The Spectator has a useful six point guide on "regulation."
Expect waves of instant punditry, including plenty of gloom and doom on the "press freedom" front here with Lord Leveson due in Australia next week.
Keep an eye out for how often you see or hear:
That the Report stresses it is not proposing "statutory regulation of the press" and
"The proposed legislation would not give any rights to parliament, to government, or any other body to prevent newspapers from publishing anything they wanted."
Lines taken from the Huffington Post summary.
(Update: For some dispassionate local comment see The Conversation including these observations from the Chair of the Australian Press Council Professor Julian Disney, giving some of his members a touch-up :
"there are some significant things we would benefit from adopting...I think the statutory underpinning for the privileges has considerable strengths....On the argument about statutory regulation, the media has to do a lot better in its analysis of that proposal. A lot of it is riddled with misrepresentation, overstatement and lack of perception. If it is feared this very minor form of government involvement risks the independence of the body, what does it say then for a body that is totally funded by the publishers? How is a body of that kind going to be able to convince people that it is independent?And on the transparency front, some observations relevant to all influence peddling:
There’s a fair amount of hypocrisy here. The media wants statutory privileges. They want statutory intervention when it suits them but not on any conditions. All this is saying is if you want these privileges, you have to sign up to this body. If you don’t want the privileges – and in the case of the arbitrator services, it’s a new privilege – then don’t sign up.

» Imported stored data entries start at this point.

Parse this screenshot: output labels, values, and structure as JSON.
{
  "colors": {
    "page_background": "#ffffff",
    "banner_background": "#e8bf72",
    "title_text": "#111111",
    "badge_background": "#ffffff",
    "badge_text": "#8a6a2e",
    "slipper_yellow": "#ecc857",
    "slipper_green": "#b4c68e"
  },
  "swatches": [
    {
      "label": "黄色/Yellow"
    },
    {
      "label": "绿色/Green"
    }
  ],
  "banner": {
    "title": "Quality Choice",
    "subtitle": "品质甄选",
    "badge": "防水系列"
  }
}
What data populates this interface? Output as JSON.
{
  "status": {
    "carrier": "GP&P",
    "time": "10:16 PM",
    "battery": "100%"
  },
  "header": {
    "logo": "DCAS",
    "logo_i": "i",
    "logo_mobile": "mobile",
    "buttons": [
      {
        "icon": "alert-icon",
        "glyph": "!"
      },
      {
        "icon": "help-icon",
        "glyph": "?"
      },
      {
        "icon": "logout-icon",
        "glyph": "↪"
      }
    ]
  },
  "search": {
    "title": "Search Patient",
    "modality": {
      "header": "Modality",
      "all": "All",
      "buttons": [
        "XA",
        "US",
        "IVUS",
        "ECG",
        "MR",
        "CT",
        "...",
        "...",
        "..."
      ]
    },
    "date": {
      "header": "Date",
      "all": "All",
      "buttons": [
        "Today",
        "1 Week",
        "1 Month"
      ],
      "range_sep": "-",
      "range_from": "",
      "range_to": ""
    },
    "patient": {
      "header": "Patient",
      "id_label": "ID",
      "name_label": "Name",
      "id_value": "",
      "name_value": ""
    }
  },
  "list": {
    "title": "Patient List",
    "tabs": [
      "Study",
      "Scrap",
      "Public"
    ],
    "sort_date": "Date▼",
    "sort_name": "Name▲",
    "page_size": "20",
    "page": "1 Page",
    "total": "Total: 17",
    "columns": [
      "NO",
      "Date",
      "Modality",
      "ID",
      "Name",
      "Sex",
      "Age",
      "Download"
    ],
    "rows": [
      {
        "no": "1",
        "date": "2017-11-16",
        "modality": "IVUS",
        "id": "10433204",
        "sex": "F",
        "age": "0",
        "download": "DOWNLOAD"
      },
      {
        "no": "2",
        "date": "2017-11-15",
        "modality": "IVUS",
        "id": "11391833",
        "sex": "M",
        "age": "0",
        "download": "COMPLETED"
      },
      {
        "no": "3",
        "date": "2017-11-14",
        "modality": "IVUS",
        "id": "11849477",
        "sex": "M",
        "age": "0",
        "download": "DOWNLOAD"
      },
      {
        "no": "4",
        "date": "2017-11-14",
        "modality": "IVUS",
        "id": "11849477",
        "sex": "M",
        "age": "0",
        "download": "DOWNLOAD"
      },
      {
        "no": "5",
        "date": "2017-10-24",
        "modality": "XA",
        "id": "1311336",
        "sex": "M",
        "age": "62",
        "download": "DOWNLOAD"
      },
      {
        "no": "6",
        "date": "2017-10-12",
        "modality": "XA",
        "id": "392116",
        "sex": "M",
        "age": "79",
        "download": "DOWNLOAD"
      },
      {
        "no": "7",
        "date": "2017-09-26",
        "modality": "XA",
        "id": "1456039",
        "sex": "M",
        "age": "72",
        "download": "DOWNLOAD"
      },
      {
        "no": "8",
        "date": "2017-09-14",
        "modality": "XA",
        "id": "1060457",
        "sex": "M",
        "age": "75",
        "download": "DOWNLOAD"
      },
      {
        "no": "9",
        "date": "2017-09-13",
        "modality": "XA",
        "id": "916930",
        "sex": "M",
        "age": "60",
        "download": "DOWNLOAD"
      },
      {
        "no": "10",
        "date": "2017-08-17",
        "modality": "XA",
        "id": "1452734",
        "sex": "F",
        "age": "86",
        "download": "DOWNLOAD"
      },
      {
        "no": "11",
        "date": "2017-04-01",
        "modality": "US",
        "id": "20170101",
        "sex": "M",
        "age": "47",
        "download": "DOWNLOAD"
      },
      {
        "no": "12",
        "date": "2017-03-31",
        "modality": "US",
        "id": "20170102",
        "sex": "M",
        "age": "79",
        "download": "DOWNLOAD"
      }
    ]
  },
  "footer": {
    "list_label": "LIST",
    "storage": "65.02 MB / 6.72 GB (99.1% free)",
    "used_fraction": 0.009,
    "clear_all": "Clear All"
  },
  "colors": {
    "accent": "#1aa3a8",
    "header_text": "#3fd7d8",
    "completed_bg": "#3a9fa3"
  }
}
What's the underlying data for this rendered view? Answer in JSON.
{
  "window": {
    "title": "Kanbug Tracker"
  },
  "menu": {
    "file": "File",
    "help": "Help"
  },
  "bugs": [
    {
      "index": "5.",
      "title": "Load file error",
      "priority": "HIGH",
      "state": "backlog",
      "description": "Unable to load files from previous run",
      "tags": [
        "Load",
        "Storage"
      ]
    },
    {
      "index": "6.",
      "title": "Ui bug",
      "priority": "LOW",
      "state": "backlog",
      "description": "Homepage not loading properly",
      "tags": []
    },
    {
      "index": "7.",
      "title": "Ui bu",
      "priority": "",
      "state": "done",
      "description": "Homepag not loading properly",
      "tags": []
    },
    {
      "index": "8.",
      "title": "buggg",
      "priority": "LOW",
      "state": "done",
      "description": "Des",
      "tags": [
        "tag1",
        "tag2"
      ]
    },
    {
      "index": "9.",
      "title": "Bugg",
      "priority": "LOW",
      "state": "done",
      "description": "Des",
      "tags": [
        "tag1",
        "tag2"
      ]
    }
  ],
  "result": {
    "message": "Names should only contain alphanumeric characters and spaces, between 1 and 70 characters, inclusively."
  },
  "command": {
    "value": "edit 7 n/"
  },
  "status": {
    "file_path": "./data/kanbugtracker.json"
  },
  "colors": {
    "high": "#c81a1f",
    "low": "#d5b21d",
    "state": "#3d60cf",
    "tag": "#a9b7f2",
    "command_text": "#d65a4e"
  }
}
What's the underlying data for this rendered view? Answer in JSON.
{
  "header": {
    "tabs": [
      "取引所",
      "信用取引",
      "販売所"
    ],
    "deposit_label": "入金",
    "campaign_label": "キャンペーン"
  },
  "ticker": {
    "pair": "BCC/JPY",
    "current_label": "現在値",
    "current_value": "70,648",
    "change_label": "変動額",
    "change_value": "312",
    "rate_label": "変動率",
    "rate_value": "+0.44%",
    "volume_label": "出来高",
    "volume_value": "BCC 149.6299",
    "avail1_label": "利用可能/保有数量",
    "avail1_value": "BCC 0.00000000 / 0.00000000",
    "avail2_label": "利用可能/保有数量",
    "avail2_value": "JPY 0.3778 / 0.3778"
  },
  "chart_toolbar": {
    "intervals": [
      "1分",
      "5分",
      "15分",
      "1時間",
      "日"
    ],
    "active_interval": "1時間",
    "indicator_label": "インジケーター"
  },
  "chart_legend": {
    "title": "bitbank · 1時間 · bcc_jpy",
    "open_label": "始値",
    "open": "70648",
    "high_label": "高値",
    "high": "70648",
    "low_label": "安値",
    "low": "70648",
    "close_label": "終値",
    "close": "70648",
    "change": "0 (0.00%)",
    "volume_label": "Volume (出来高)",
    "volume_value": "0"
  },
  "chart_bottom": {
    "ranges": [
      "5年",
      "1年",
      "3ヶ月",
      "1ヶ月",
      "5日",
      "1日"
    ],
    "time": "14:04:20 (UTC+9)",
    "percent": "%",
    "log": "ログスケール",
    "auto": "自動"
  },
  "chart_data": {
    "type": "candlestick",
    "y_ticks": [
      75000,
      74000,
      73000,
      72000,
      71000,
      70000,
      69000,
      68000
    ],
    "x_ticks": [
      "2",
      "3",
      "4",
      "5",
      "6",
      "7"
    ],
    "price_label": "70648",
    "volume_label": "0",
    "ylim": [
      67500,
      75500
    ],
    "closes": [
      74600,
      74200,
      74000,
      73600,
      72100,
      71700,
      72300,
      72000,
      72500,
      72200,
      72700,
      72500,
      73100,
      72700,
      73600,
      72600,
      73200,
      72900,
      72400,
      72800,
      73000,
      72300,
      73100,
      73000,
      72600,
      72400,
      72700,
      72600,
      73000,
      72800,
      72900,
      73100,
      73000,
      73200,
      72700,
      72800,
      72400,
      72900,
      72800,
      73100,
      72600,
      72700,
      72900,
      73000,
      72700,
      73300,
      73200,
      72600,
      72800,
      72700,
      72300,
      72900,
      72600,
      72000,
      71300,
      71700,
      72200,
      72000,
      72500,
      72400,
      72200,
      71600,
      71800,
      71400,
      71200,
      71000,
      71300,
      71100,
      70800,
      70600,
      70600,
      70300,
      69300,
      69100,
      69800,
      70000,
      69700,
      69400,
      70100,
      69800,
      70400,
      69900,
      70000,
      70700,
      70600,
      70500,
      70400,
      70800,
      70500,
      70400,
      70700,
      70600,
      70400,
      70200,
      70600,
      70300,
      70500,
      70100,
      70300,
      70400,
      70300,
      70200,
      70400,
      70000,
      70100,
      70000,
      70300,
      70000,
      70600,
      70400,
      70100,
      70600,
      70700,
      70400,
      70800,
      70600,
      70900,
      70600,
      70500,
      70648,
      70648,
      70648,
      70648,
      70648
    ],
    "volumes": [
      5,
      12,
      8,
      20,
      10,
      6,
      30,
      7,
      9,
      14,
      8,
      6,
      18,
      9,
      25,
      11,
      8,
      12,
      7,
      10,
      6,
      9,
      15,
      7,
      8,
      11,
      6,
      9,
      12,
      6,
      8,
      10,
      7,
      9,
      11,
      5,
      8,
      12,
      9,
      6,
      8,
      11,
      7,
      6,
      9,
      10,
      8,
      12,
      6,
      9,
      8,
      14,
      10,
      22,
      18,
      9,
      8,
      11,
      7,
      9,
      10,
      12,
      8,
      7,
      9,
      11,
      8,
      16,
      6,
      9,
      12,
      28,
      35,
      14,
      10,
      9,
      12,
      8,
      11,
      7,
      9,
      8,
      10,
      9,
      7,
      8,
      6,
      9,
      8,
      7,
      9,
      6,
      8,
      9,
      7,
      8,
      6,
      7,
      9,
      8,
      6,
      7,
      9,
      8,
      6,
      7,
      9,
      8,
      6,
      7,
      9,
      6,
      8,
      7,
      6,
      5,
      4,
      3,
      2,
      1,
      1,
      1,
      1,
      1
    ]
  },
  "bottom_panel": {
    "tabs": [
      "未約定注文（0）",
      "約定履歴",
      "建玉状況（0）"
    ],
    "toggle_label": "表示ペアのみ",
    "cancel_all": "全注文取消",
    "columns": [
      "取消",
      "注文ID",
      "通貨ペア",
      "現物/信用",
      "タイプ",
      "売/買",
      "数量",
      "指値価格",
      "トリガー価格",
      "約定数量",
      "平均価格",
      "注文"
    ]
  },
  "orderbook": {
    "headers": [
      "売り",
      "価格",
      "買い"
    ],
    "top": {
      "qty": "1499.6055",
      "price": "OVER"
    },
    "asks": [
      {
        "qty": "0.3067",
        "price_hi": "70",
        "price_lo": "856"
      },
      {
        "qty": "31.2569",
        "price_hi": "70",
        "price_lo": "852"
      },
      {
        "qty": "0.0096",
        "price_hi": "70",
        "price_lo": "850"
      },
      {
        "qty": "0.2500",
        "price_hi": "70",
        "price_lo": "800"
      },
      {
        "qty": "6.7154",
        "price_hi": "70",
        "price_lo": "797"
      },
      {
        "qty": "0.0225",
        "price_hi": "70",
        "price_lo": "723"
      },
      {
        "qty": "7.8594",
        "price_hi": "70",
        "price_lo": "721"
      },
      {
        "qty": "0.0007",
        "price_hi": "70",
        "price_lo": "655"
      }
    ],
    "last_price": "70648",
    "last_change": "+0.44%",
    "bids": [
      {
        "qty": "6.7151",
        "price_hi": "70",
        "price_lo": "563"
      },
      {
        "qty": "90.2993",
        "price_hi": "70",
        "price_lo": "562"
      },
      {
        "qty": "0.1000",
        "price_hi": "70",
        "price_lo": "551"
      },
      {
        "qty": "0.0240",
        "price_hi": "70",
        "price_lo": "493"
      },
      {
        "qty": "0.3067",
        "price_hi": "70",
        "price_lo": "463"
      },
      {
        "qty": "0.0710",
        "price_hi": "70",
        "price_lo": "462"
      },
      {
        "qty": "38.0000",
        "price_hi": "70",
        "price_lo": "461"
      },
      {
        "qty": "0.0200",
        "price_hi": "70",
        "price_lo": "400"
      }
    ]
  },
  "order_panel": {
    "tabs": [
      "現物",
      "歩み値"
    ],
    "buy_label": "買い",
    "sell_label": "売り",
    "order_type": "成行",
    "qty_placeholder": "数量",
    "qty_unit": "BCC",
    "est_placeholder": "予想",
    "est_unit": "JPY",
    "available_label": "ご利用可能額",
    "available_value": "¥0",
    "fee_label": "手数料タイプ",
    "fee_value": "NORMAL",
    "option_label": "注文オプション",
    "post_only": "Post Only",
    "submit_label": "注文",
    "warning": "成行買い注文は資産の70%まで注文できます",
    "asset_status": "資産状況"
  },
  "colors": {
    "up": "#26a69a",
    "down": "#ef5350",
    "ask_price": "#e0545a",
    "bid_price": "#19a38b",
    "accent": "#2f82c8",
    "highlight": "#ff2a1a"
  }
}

There’s a very interesting and good recommendation by Leveson that senior executives and editors of newspapers should have to record or announce all unofficial meetings with senior politicians. I agree with that completely. These meetings are not about a particular story. Not what was discussed but the fact that they met. We don’t have that problem as badly in Australia but it’s not a bad principle
Volume 3, part H, chapter 6.4 recommends replacing the Information Commissioner with a Commission. The preceding chapters give voluminous detail as to how Leveson has ended up at this position. The short version is that there were serious failures of leadership and management, and it is asking too much of a single individual to have all the experience and skills necessary to regulate privacy (much less the other responsibilities attached to the Commissioner) across all the varied sectors it applies to.